Sobre la derrotabilidad de las reglas

Uno de los problemas más difíciles que plantea la ponderación (y al que conduce el reconocimiento de un derecho general a la objeción de conciencia) es el de si podemos derrotar una regla a partir de principios opuestos. Esta es una de las muchas tentaciones que acechan a los operadores jurídicos enfrentados a la aplicación de reglas que les parecen insatisfactorias (hay muchas otras, por cierto, que no llevan la etiqueta de ponderación). Sobre esto diré dos cosas.

En primer lugar, creo que se puede entender que la ponderación es un método útil y a la vez responder negativamente a esa pregunta. Una vez que el conflicto entre los principios en ese caso relevantes ha sido resuelto mediante la creación de una regla por una autoridad cuyas decisiones se imponen al operador jurídico de que se trate, el conflicto no podría replantearse en el nivel de los principios. En función de la posición institucional que ocupen uno y otro, la regla operaría como una razón definitiva (vinculación del juez a la Ley, o del legislador a la doctrina constitucional). Pero podría no hacerlo (por ejemplo, en el caso del control de constitucionalidad de las leyes). Esto puede admitirse sin necesidad de rechazar la utilidad de la ponderación con carácter general. Y si lo admitimos entonces el orden está salvaguardado: el juez civil no puede inaplicar las reglas civiles que protegen la propiedad privada para proteger el derecho a la vivienda del okupa, el juez penal no puede dejar de sancionar al insumiso por razones de conciencia, el juez contencioso-administrativo no podría inaplicar la Ley de aguas para impedir vertidos autorizados, etc.
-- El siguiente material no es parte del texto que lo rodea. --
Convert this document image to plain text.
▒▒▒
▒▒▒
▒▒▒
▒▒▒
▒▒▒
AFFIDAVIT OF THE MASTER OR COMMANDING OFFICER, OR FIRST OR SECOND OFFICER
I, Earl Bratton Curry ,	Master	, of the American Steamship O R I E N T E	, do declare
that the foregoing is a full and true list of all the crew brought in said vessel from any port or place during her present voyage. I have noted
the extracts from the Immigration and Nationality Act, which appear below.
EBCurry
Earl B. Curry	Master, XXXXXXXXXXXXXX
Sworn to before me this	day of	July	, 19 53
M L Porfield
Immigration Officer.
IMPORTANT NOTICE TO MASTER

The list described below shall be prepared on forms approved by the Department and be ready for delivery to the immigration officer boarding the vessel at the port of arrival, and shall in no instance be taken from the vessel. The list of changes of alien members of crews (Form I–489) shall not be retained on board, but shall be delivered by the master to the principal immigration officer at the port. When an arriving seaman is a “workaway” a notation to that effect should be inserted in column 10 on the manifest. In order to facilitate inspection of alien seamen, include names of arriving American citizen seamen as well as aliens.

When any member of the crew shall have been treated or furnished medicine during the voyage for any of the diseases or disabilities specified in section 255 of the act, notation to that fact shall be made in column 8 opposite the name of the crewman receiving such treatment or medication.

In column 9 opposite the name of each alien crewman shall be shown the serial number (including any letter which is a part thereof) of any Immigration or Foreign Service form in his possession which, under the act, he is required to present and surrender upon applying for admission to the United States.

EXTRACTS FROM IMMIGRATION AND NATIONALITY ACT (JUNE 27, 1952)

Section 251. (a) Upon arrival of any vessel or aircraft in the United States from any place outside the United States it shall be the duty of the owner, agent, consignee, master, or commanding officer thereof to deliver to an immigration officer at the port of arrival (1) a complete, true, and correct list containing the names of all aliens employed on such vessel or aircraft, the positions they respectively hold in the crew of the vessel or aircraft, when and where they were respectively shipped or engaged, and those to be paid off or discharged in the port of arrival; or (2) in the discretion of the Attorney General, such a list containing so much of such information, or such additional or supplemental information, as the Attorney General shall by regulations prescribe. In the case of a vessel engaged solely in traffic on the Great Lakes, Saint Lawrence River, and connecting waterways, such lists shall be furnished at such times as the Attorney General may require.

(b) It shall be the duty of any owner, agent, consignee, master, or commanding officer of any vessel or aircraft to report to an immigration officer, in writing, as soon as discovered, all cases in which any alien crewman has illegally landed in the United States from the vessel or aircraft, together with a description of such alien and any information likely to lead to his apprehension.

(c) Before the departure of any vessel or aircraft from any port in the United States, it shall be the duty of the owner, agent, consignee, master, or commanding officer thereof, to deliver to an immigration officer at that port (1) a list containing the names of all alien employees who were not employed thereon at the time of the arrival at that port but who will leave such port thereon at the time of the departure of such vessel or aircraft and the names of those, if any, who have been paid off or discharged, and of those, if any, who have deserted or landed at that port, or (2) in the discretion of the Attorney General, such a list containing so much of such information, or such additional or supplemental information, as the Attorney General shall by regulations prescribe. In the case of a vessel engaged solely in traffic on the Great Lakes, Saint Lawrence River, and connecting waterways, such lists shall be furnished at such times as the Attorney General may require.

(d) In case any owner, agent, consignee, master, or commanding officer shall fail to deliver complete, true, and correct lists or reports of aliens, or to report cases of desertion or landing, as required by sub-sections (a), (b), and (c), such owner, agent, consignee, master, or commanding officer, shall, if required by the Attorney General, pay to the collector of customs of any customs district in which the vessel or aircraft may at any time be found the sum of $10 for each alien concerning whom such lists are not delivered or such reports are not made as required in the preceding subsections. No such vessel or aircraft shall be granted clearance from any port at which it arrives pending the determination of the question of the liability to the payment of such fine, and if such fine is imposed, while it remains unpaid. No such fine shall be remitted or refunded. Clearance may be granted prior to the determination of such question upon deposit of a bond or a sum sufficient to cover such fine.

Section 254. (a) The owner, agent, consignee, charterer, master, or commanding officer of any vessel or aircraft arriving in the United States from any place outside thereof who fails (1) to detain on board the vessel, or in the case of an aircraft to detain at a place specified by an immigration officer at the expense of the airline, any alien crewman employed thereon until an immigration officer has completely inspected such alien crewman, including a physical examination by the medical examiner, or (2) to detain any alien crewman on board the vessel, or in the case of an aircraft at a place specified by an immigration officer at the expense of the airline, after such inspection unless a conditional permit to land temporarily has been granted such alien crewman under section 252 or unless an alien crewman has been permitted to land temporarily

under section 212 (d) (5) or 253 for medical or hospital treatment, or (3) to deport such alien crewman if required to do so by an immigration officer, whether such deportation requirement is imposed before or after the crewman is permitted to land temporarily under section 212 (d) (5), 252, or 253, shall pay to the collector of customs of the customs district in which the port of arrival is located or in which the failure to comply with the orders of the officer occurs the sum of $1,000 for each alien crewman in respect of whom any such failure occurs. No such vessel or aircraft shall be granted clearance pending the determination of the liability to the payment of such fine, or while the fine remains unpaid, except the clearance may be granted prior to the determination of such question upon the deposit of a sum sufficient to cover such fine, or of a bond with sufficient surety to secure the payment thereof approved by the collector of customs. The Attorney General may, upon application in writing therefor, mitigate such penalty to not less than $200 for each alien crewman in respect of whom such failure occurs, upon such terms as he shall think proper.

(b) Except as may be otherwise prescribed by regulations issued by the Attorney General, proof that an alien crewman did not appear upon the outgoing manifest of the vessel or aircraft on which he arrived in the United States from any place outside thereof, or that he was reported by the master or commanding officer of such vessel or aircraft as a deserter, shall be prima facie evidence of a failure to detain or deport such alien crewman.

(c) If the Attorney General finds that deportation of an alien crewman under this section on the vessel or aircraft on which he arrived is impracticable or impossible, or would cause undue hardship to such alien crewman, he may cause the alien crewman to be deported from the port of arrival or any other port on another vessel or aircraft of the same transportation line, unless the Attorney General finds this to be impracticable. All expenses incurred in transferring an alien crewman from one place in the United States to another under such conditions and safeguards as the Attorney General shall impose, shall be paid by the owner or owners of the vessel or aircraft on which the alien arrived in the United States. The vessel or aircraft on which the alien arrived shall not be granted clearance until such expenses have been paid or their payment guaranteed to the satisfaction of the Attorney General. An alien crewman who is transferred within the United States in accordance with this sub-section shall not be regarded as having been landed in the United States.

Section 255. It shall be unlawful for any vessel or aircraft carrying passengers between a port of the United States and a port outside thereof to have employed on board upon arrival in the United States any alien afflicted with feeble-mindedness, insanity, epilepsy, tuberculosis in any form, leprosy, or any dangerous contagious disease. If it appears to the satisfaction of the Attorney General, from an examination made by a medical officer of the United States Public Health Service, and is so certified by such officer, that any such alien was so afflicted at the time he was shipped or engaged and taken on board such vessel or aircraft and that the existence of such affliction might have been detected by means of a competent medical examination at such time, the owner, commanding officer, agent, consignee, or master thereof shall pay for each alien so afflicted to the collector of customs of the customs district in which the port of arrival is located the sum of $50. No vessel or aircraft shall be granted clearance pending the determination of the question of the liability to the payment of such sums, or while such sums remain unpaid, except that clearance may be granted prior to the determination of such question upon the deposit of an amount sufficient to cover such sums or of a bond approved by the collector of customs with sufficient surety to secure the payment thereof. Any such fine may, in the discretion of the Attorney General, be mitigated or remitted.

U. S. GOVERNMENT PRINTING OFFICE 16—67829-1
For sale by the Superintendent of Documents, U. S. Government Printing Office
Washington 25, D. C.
Por poner una sonrisa en este páramo, aquí podríamos decir: sí, es preferible la injusticia al desorden… y la ponderación no nos impide alcanzar ninguno de los dos.

En segundo lugar, tiene razón García Amado al decir que algunos «ponderófilos» consideran que toda norma (principio o regla) es derrotable (nuestro colega Afonso García Figueroa, por ejemplo, ha realizado una defensa de este planteamiento). Este es un terreno delicado y mi criterio es menos firme, pero me inclino a aceptar que esto es así en principio, aunque en la práctica ese resultado sólo podría alcanzarse (es decir, aceptarse) de modo muy excepcional, en los términos expuestos en mi comentario anterior (y que básicamente son de Alexy). Esto, como digo, es muy delicado y entiendo las precauciones que García Amado ilustra muy bien con el asunto de Garzón.

Lo que me parece relevante señalar es que los jueces vienen alcanzando el mismo resultado cuando les parece necesario, sin utilizar el método de la ponderación, a través de numerosas técnicas: empleo de cláuslas generales para no sancionar penalmente, artificial descubrimiento de lagunas para integrarlas posteriormente del modo preferido, interpretaciones sistemáticas y teleleológicas que permiten restringir convenientemente el supuesto de hecho de la regla indeseada y dar aplicación al principio contrario, etc. Y mediante este tipo de procedimeintos el juez logra esconder, de paso, el juego de razones y contrarazones que la ponderación hace visible. De hecho, creo que esta es su principal virtud: la ponderación no da a los operadores jurídicos nada que estos no tuvieran ya, pero les obliga a hacer uso de sus competencias de modo más transparente y honesto.